Internet Routing: Despite rapid innovation in many other areas of networking, BGP, the Internet's interdomain routing protocol, has remained nearly unchanged for decades, even though it is known to contribute to a range of problems. I work to improve Internet routing, including:
PEERING: Researchers usually lack easy means to conduct realistic experiments, creating a barrier to impactful routing research. To remedy this problem, we administer a BGP testbed that allows researchers to connect to real ISPs around the world and conduct experiments on the Internet. We continue to expand the functionality of the testbed, including peering at one of the biggest Internet exchanges in the world and adding the ability to emulate the AS topology of your choice (HotNets 2014).
LIFEGUARD (SIGCOMM 2012): Internet connectivity can be disrupted despite the existence of an underlying valid path, and our measurements show that long-lasting outages contribute significantly to unavailability. We built LIFEGUARD, a system to locate persistent Internet failures, coupled with protocol-compliant BGP techniques to force other networks to reroute around the failure.

Internet Measurement: Our Internet experience depends on the performance and availability of routes that cross multiple networks, but service providers and operators have little visibility into the other networks on which they rely. We have developed a number of techniques to give unprecedented visibility into these routes. Here are some highlights:
Don't Trust Traceroute (ACM CoNEXT Student Workshop 2013, Best Paper Award): Traceroute is the most used tool by operators and researchers to measure Internet routes. The common interpretation is that, if two traceroute measurements include different IP addresses, they represent different paths of routers. In fact, we show that, frequently, two traceroutes may show different IP addresses even while measuring the same underlying path, calling into question previous work that used traceroutes to identify path changes and load balancing.
Reverse Traceroute (NSDI 2010, Best Paper Award): Most communication on the Internet is two-way, and most paths are asymmetric, but traceroute and other existing tools only provide the path from the user to a destination, not the path back. We addressed this key limitation of traceroute by building a system to measure the path taken by an arbitrary destination to reach the user, without control of the destination.
iPlane Nano (NSDI 2009): A system to estimate the path and performance between arbitrary Internet hosts. iPlane issues measurements to understand routing and performance, uses the measurements to build a compact 7MB atlas that encodes routing policies and preferences, then uses the atlas to predict unmeasured paths.

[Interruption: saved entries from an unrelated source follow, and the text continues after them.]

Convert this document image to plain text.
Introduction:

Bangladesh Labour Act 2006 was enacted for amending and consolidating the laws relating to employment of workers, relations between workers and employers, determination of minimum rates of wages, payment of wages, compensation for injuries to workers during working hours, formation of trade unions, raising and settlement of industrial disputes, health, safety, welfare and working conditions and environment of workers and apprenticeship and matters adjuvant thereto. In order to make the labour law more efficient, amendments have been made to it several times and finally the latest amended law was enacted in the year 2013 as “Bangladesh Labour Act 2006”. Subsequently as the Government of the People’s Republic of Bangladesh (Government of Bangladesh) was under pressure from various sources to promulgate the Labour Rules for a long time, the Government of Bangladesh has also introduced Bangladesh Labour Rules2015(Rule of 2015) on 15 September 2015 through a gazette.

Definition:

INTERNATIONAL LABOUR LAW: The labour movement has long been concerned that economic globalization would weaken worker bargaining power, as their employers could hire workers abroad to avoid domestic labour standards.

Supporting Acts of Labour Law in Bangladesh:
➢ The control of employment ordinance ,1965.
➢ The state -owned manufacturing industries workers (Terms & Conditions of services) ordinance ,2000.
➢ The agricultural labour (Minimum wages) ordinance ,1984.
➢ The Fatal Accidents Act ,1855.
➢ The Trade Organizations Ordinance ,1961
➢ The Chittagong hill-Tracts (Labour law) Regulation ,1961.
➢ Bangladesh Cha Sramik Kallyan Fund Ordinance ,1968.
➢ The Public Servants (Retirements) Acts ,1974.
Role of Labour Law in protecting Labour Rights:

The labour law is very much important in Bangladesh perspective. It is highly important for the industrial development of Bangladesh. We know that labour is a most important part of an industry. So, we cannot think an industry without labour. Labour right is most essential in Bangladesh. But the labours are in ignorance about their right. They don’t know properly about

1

To build the atlas, iPlane has also issued millions of traceroutes a day for years, all of which we make available.



I am currently funded by Google Faculty Research Awards, an M-Lab Network Research Grant, an NSF CAREER Award, and by the NSF. I am very grateful for their generous support.

Brief Biography

In 2012, I completed my Ph.D. in the Department of Computer Science at the University of Washington, advised by Tom Anderson and Arvind Krishnamurthy. For my dissertation, I built systems that can help service providers improve Internet availability and performance and that are deployable on today's Internet. After that, I worked for half a year at Google's Seattle office, as part of a great team tasked with making the mobile web fast. I greatly enjoyed the opportunity and learned a lot. I joined USC in 2012.